Hook and Bullet Club

by Nick Wognum

This year at Camp Cholesterol there are four hunters hanging their orange hats on the wall. My three kids and me. We’re keeping it all in the family.
We’ve had years with twice as many and that’s fine too. One nice thing with just four is there’s a bit more room in the shack.
There are two sets of full size double bunks but none of us are interested in taking the top bunks due to the wood stove.
So we have couches and recliners to lay our heads on at night. This year we upgraded one of our couches and this one has a hideabed. Big upgrade there. With the bed hidden, we have a lot more room to walk around and that’s nice.
Maybe if we had more hunters we’d have something hanging on the meat pole. So far there’s only been one buck that we’ve seen during shooting hours.
It was after lunch and in the fresh snow were a pair of tracks crossing our wheeler trail. The tracks were big and it was worth a look.
Just up the trail was our oldest stand, the one we call the Taj Mahal. Over the last 20 years it’s starting to show its age. The ladder has been replaced once and the flooring has that spongy feel.
But if someone had been in that stand they would’ve had a clear shot at the eight pointer following a doe around.

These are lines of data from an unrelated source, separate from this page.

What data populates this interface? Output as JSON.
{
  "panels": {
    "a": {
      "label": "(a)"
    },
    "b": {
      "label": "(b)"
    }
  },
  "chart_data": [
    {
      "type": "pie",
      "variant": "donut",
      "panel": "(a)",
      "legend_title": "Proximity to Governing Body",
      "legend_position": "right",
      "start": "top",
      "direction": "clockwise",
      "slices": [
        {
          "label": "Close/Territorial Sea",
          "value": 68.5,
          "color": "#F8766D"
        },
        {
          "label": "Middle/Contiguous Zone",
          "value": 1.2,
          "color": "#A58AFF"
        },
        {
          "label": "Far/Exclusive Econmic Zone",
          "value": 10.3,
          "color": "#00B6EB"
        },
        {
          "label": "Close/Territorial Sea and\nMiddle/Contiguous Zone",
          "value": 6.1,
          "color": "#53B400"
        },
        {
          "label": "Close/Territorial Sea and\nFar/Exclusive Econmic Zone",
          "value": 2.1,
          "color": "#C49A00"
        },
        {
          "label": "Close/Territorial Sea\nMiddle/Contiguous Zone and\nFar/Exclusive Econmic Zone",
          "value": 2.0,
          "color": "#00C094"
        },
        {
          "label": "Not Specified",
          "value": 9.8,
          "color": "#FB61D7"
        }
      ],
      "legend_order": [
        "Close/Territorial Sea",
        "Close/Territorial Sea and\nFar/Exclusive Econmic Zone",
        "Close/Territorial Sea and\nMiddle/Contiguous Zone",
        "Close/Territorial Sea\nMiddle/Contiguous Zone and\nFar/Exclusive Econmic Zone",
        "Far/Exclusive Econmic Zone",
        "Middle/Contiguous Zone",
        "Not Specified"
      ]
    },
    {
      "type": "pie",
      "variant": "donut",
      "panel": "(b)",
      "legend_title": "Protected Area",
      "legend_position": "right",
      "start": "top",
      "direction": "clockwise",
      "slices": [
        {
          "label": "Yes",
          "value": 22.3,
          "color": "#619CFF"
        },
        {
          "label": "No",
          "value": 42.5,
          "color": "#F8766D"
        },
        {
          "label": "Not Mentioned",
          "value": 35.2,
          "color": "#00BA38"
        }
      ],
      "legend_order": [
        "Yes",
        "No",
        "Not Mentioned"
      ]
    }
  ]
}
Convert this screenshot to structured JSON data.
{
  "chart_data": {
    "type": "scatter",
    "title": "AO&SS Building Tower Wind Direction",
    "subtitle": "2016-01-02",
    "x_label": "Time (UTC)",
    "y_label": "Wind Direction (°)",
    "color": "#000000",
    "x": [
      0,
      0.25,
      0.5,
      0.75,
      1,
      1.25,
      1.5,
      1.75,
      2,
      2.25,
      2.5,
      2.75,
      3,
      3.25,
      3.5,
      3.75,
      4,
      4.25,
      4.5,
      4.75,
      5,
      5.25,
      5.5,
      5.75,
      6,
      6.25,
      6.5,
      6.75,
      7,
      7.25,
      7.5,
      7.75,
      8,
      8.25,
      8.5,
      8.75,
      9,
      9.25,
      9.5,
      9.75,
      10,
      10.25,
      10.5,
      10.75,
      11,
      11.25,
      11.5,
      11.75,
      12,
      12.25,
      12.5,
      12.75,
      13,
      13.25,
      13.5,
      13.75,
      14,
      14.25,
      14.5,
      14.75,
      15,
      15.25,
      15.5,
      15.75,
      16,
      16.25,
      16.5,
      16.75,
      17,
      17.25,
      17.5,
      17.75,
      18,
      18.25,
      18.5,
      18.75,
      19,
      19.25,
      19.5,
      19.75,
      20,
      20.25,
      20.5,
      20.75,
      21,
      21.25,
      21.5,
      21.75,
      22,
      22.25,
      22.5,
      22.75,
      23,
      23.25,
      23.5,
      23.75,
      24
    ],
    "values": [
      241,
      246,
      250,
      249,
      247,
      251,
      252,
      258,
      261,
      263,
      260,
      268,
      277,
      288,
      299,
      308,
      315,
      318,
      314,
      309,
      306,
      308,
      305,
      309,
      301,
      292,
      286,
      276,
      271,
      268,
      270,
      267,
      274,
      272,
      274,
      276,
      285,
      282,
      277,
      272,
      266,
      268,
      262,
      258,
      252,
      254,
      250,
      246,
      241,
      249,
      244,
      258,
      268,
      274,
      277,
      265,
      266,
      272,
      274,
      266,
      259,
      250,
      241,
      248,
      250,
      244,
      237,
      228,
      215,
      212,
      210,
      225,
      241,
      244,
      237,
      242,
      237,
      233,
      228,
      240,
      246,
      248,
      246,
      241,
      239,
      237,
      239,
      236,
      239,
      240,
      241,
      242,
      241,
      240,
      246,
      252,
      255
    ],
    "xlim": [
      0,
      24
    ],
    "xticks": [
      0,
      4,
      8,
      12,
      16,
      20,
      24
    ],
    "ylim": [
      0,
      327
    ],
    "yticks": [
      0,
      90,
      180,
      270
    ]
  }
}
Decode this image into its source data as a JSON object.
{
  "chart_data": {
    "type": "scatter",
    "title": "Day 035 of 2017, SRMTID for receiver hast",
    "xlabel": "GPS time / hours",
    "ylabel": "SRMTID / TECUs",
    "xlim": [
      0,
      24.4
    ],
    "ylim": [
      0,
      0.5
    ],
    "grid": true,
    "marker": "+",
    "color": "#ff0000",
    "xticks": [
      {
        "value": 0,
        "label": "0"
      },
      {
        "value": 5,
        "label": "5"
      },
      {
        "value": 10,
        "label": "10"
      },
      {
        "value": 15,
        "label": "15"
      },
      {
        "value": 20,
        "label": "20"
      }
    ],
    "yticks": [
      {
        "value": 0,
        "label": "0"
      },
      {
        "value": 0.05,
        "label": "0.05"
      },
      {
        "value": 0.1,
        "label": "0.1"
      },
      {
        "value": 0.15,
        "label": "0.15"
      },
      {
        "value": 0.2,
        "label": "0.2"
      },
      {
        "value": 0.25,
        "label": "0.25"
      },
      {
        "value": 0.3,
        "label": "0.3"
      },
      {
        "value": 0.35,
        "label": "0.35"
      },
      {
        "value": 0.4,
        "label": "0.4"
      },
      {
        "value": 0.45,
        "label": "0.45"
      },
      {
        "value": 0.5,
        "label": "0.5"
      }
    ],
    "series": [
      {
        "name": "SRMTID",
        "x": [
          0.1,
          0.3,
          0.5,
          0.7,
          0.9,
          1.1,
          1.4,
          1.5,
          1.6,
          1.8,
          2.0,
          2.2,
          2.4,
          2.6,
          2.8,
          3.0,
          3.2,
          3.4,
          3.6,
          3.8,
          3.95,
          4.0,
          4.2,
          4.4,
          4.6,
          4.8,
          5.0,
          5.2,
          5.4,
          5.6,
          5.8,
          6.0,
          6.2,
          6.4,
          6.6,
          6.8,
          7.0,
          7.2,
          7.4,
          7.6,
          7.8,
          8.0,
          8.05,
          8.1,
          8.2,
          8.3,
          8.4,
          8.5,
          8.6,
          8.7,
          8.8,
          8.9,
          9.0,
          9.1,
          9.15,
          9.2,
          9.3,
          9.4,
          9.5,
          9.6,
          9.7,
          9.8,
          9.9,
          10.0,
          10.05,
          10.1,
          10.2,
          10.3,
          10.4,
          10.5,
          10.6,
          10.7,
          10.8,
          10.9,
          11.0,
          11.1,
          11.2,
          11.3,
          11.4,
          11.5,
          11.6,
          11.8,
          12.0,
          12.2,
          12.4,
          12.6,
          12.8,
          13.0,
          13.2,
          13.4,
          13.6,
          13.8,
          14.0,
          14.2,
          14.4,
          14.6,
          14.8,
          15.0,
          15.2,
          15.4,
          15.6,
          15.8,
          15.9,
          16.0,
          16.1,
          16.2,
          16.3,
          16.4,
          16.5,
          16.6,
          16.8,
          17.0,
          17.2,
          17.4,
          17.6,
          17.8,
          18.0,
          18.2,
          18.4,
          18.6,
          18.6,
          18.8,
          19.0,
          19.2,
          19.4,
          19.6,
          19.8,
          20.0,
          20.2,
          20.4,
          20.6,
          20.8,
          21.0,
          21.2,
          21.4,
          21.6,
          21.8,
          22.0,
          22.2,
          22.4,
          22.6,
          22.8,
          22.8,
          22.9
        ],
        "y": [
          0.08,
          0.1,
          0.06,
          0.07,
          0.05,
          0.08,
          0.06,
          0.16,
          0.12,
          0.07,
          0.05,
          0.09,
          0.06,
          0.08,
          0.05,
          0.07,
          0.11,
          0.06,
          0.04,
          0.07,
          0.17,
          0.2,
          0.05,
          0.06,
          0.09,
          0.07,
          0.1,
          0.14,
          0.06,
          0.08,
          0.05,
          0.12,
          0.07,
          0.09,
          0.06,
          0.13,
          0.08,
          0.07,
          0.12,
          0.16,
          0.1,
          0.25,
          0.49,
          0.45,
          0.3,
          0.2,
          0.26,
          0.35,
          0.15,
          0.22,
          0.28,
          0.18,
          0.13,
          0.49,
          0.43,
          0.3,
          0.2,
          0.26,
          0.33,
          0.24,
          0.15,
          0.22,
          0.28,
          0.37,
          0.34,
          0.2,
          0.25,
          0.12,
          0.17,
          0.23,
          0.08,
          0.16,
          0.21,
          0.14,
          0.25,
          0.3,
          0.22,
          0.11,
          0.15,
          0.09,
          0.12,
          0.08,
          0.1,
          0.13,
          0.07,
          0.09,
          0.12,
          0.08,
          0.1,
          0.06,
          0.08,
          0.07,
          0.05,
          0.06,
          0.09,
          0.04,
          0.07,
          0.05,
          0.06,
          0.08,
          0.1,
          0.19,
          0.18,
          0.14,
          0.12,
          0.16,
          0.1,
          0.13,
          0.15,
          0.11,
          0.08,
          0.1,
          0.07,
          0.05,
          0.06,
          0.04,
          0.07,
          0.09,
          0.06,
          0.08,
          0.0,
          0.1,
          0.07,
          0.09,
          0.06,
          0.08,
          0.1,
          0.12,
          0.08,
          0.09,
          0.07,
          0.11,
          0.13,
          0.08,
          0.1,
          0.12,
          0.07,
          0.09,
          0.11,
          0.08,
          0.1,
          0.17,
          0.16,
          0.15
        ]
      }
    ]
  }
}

As it was, the doe got antsy and took off, with the buck hot on her tail. They stopped in a swamp and looked back to the woods where the hunter searched for an opening.
There! Between the branches the buck could be seen standing broadside. No question it was a buck with a tall rack and thick tines.
The shot was a long one but not out of reach of the 30.06. The two deer took off, instantly out of sight.
After waiting for a minute or two and trying to let the buck fever subside, a walk into the swamp found a lot of deer hair and some droplets of blood in the snow.
From there the chase was on. Through the swamp, up onto solid ground, back into the swamp the buck headed to the north and then to the east. One walking trail was crossed then a wheeler trail that leads to another shack.
The deer was still leaving droplets of blood behind but it was getting to be a race between catching up to the deer and running out of daylight.
At around 4 p.m. the plan was to sit and wait for 20 minutes. Maybe the buck would bed down and not be able to get back up.
With dusk approaching a final push was made and the tracks came to an end. The hunter was dumbfounded. The tracks simply stopped. No more droplets of blood, no more hoof prints in the snow.
There was nothing more that could be done. There was still a long walk back to the road after five miles of walking through hills and swamps to get to this point.
With that in mind, the hunter hung his head and left the lakeshore, not knowing if the buck swam to an island or not. The wind gusted at up to 40 miles per hour the next day - there would be no boat ride to the island.
The hunter made the slow walk back, knowing he’ll never forget that buck and the hunt that ended at the lake.